2022 is the “Year of Roberto Clemente” – New York Amsterdam News

This has been a momentous year for those who evoke the name of Roberto Clemente, the great Afro-Puerto Rican baseball player, 12-time Golden Glove winner, five-time National League champion, two-time World Series champion (1960 and 1971) and 1971 World Players Most Valuable Player. Valuable in his 18 seasons with the Pittsburgh Pirates 1955-1972.

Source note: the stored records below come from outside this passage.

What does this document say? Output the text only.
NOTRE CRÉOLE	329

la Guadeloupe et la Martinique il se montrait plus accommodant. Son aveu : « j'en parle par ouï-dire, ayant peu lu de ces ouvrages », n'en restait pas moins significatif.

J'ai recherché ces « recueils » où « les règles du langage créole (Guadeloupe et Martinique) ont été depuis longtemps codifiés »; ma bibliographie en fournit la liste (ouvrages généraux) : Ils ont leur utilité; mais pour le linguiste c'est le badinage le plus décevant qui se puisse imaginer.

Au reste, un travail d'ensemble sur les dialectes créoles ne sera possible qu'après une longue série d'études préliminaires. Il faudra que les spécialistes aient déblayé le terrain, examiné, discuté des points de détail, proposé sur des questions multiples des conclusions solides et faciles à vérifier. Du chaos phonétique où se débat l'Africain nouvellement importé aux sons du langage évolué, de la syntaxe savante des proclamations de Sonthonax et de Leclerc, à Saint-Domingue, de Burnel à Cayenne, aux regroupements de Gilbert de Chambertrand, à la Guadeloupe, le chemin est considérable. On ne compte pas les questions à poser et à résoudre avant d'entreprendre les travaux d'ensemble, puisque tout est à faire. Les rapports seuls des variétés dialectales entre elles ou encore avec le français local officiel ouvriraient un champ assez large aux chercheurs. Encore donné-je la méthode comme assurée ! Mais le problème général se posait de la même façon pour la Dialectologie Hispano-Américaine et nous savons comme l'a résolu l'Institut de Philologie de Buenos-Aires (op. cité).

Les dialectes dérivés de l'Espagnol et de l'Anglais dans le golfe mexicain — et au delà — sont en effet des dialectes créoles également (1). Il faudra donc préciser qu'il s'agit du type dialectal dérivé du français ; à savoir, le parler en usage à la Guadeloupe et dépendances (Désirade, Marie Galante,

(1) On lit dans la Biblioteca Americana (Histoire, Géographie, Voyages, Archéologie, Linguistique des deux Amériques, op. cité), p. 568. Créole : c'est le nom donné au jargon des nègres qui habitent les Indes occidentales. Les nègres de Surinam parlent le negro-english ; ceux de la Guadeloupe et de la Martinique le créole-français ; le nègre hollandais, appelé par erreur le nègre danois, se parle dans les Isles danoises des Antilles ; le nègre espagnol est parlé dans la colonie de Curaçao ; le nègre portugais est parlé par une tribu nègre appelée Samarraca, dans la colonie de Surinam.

Clemente hit his historic 3000th goal on September 30, 1972, at Three Rivers Stadium in Pittsburgh versus the New York Mets, the first Latino to reach the milestone. Tragically, three months later, on December 31, Clemente and four other people perished when their DC-7 crashed while trying to bring food and medical supplies to the residents of earthquake-stricken Nicaragua. Clemente posthumously became the first Latina player to be inducted into the National Baseball Hall of Fame.

The Puerto Rican government has officially declared 2022 the “Year of Roberto Clemente” and with the passing of July on Law 61-2022, the island’s legislature agreed to put Clemente’s name on the list of national heroes. He is remembered as one of the greatest baseball players the game has ever seen, a compassionate humanitarian and a passionate advocate for racial and social justice.

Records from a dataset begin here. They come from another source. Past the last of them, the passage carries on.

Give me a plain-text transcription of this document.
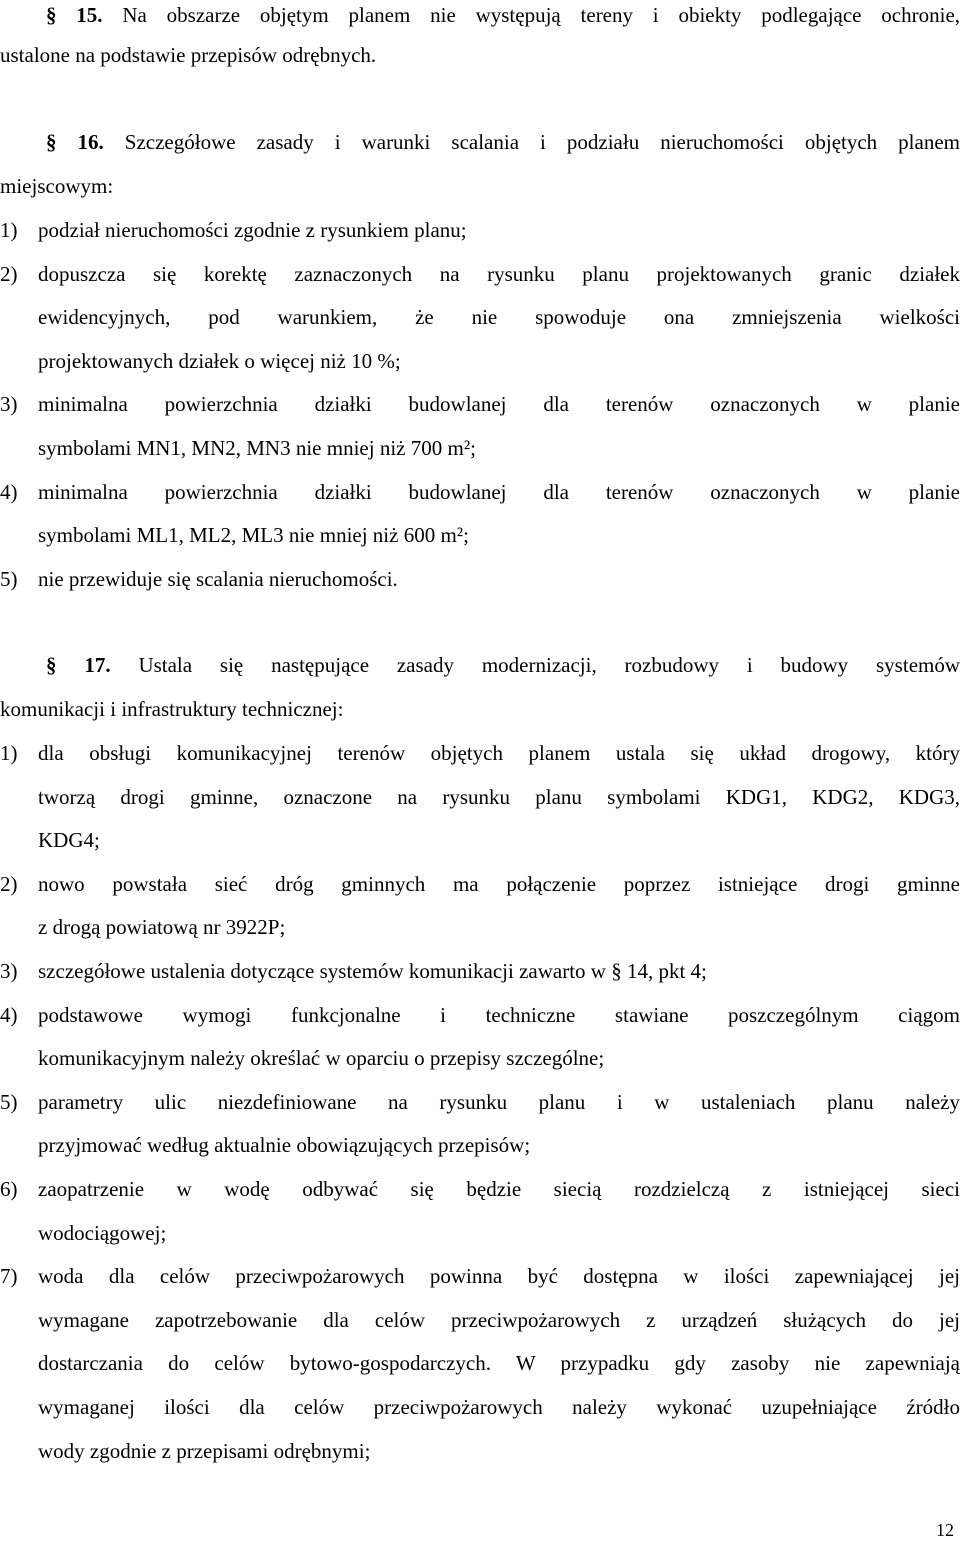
§ 15. Na obszarze objętym planem nie występują tereny i obiekty podlegające ochronie,
ustalone na podstawie przepisów odrębnych.
§ 16. Szczegółowe zasady i warunki scalania i podziału nieruchomości objętych planem
miejscowym:
1) podział nieruchomości zgodnie z rysunkiem planu;
2) dopuszcza się korektę zaznaczonych na rysunku planu projektowanych granic działek
ewidencyjnych, pod warunkiem, że nie spowoduje ona zmniejszenia wielkości
projektowanych działek o więcej niż 10 %;
3) minimalna powierzchnia działki budowlanej dla terenów oznaczonych w planie
symbolami MN1, MN2, MN3 nie mniej niż 700 m²;
4) minimalna powierzchnia działki budowlanej dla terenów oznaczonych w planie
symbolami ML1, ML2, ML3 nie mniej niż 600 m²;
5) nie przewiduje się scalania nieruchomości.
§ 17. Ustala się następujące zasady modernizacji, rozbudowy i budowy systemów
komunikacji i infrastruktury technicznej:
1) dla obsługi komunikacyjnej terenów objętych planem ustala się układ drogowy, który
tworzą drogi gminne, oznaczone na rysunku planu symbolami KDG1, KDG2, KDG3,
KDG4;
2) nowo powstała sieć dróg gminnych ma połączenie poprzez istniejące drogi gminne
z drogą powiatową nr 3922P;
3) szczegółowe ustalenia dotyczące systemów komunikacji zawarto w § 14, pkt 4;
4) podstawowe wymogi funkcjonalne i techniczne stawiane poszczególnym ciągom
komunikacyjnym należy określać w oparciu o przepisy szczególne;
5) parametry ulic niezdefiniowane na rysunku planu i w ustaleniach planu należy
przyjmować według aktualnie obowiązujących przepisów;
6) zaopatrzenie w wodę odbywać się będzie siecią rozdzielczą z istniejącej sieci
wodociągowej;
7) woda dla celów przeciwpożarowych powinna być dostępna w ilości zapewniającej jej
wymagane zapotrzebowanie dla celów przeciwpożarowych z urządzeń służących do jej
dostarczania do celów bytowo-gospodarczych. W przypadku gdy zasoby nie zapewniają
wymaganej ilości dla celów przeciwpożarowych należy wykonać uzupełniające źródło
wody zgodnie z przepisami odrębnymi;
12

As an activist who encouraged sports activities among youth, Clemente admired Martin Luther King Jr. and once spent an afternoon with him on his farm in Puerto Rico. Major League Baseball was scheduled to open its season four days after King’s assassination in 1968. “When Martin Luther King died, Clemente later commented, ‘They come and ask’ [Black] players if we should play. I say if you have to ask [Black] Players, then we don’t have a great country.”

“What remains powerful to me, is similar to the way Clemente inspired other players,” said Adrian Burgos, Jr., professor of history at the University of Illinois and author of Playing America’s Game: Baseball, Latinos, and Streamers.

“The one that really comes to mind is Carlos Delgado, who has been candid about Vieques and [U.S.] The Navy and the bombings they were doing in Vieques, not standing for the national anthem. He pointed out to himself, “Burgos expanded,” that Clemente was his inspiration because these were the kinds of things Clemente wanted to express; For those who don’t have a platform. Yes, he literally said that’s what we’re supposed to do.”